As an American and as a Jew living in America, I see the stifling of dissent in many places.
The feared IRS becomes a tool to intimidate those who oppose our current leadership. To legitimately question the president’s policies, both domestic policy and foreign policy, is to be branded a “racist” and a “bigot.” When I was seven years old I wrote a letter to president Nixon protesting American involvement in the Vietnam War. I would not dare to write a letter today to the president protesting any of his policies.

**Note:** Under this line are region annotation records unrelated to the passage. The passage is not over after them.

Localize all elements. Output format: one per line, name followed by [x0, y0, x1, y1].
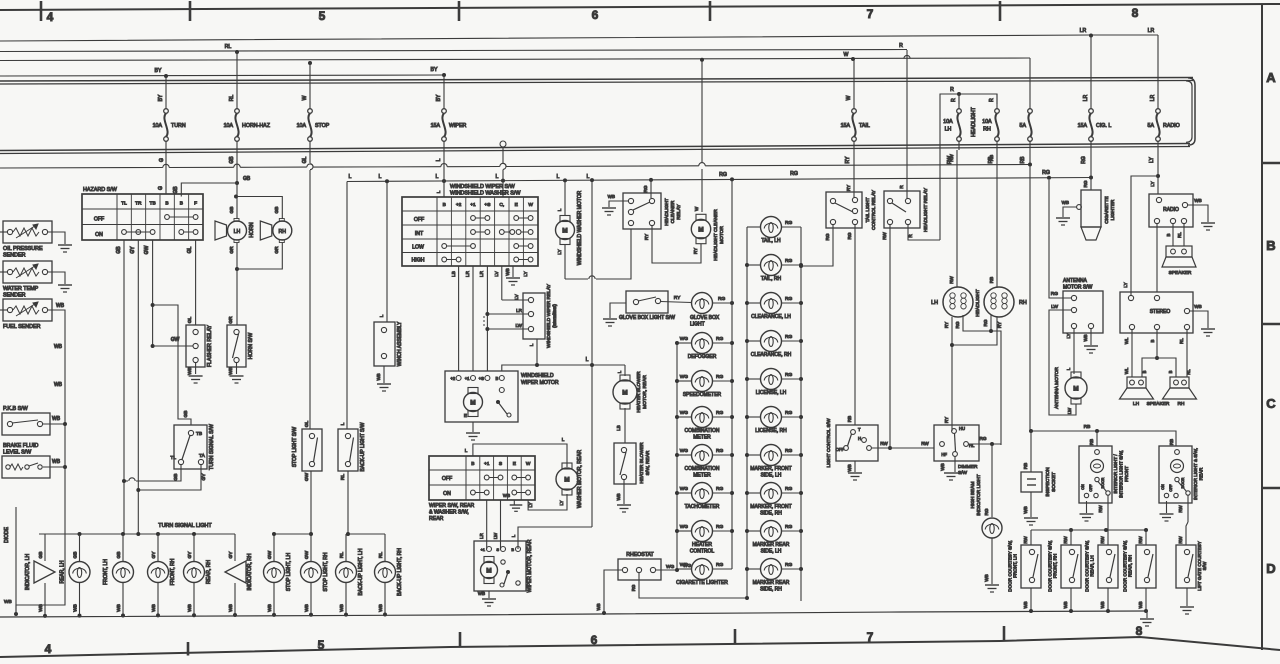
svg-text:GL: GL [187, 316, 193, 323]
svg-text:SIDE, LH: SIDE, LH [761, 473, 782, 479]
lamp MARKER REAR SIDE, LH [747, 521, 801, 555]
svg-text:M: M [698, 227, 703, 234]
svg-text:LR: LR [1148, 28, 1155, 34]
tail lamp rail left [745, 227, 749, 598]
svg-text:RY: RY [944, 322, 949, 328]
svg-text:WB: WB [376, 373, 381, 380]
svg-text:LR: LR [479, 270, 484, 277]
svg-text:STOP: STOP [315, 123, 330, 129]
heater blower switch rear [614, 408, 651, 484]
lamp rear LH [60, 534, 91, 618]
svg-text:B: B [511, 547, 514, 552]
meter lamp COMBINATION METER [677, 445, 732, 479]
svg-text:WINDSHIELD WASHER S/W: WINDSHIELD WASHER S/W [450, 191, 521, 197]
svg-text:RG: RG [1083, 180, 1088, 187]
svg-text:GL: GL [187, 246, 193, 253]
svg-text:M: M [562, 228, 567, 235]
svg-text:10A: 10A [297, 123, 307, 129]
svg-text:RW: RW [1138, 536, 1143, 544]
svg-text:WB: WB [1023, 506, 1028, 513]
svg-text:RY: RY [846, 185, 851, 191]
wire L-RG distribution line [347, 170, 1093, 183]
fuse 15A WIPER [431, 75, 467, 150]
fuse 10A TURN [153, 76, 186, 150]
svg-text:M: M [486, 568, 491, 575]
svg-text:+1: +1 [470, 202, 476, 208]
svg-text:GB: GB [274, 207, 280, 214]
svg-text:WG: WG [680, 410, 689, 416]
svg-text:RH: RH [983, 127, 991, 133]
svg-text:LY: LY [523, 271, 528, 276]
indicator lamp turn LH [25, 534, 55, 618]
horn switch [227, 316, 254, 367]
svg-text:LY: LY [1066, 333, 1071, 338]
svg-text:GW: GW [144, 245, 150, 254]
hazard output wires GB GY GW GL [116, 240, 196, 533]
wire RB distribution to interior lights [1029, 424, 1176, 446]
svg-text:OFF: OFF [414, 217, 424, 223]
bottom WB bus [0, 611, 1146, 617]
back-up light RH [375, 534, 404, 616]
svg-text:HEATER BLOWER: HEATER BLOWER [639, 442, 645, 484]
svg-text:GY: GY [201, 473, 207, 481]
svg-text:LW: LW [493, 532, 498, 539]
svg-text:+1: +1 [465, 376, 470, 381]
frame right border [1262, 5, 1280, 650]
windshield wiper relay [514, 283, 557, 348]
svg-text:RL: RL [229, 95, 235, 102]
svg-text:WG: WG [683, 563, 692, 569]
svg-text:OFF: OFF [94, 217, 104, 223]
svg-text:RY: RY [944, 417, 949, 423]
svg-text:SIDE, LH: SIDE, LH [761, 549, 782, 555]
svg-text:SIDE, RH: SIDE, RH [760, 587, 782, 593]
svg-text:INSPECTION: INSPECTION [1045, 467, 1051, 497]
svg-text:WB: WB [187, 367, 193, 375]
svg-text:15A: 15A [1078, 123, 1088, 129]
svg-text:LR: LR [465, 270, 470, 277]
svg-text:R: R [989, 98, 995, 102]
svg-text:RG: RG [785, 410, 792, 416]
wire GW to turn signal switch TB [151, 303, 191, 425]
svg-text:INTERIOR LIGHT S/W,: INTERIOR LIGHT S/W, [1119, 450, 1124, 498]
wire RB distribution line [0, 163, 1032, 169]
turn signal light bus [39, 523, 235, 536]
svg-text:WB: WB [187, 604, 193, 612]
svg-text:INDICATOR, LH: INDICATOR, LH [25, 554, 31, 591]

To dare to speak the truth about the origins of radical Islam is to be shouted down as an “Islamophobe” and a hater of people of color. This is the debased discourse in our daily life and the reality of the writer whose work is on the Internet. The America I know today is not the America of my youth. My heart goes out to young Jews on our college campuses and their struggle to tell the truth about Israel – but I really pity Jefferson and Madison.
When the First Amendment is a hollow inconvenience, forget it.
As Voltaire said, “It is dangerous to be right when the government is wrong.” Replace the word “government” with “America’s Jewish leadership” and you get a better picture of what it means to be a dissenter who asks some harsh questions.
Professor Yeshayahu Leibowitz was a thinker with whom I never agree but, like Spinoza, he should be admired for standing up for what he believed was right. After the Kibiyeh incident and the Six Day War, Leibowitz remained a harsh critic of the Israeli government’s policies and the role of the IDF. While I despise much of what he said and wrote, he held strong till the end of his life in condemning Religious Zionism and opposing the idolatry of the state. That Israel allowed such public dissent is a testament to the vibrancy of Israeli democracy.
In reality, many of the professor’s views fit well into the worldview of the Left, but he was never a “useful idiot” of any group or party.
But the basic freedom of expression is not just an issue of letting someone speak and write when we like his opinions and support his agenda. Some voices will disturb us and grate on our psyche – sometimes it pays to listen and learn, sometimes all we hear is babbling and fanaticism. It is our right as thinking individuals to choose what we hear. In a robust democratic environment, people know a demagogue when they hear him – and reject the demagogue.
If you see a fals prophet, dismiss him as an irrelevance and banish him. As Bob Dylan sings, “Sometimes Satan comes as a Man of Peace.”
Finally, I turn to Ahad Ha’am, another great thinker with whom I disagree on many points. The founder of Cultural Zionism had a profound understanding of the role of the priest and the prophet and focused on the distinction between the two in an essay penned in 1894. The priest represents the institutionalization of faith and religion. No government or community could survive without institutional structure and solely based on the charisma of the individual. Yet, without the vision or charisma of the prophet, the institutions of authority calcify, ossify and eventually collapse.
Dissenters and those who ask unpleasant questions are necessary to a free society or a living religion. Banish the dissenter and often you are banishing the prophet – a man or woman who could renew and revive the collective.
It is to the benefit of the state and the community to allow dissent. It is not simply the issue of free speech but an issue of meaningful existence and survival.
The author is rabbi of Beth Ami Congregation in Boca Raton, Florida.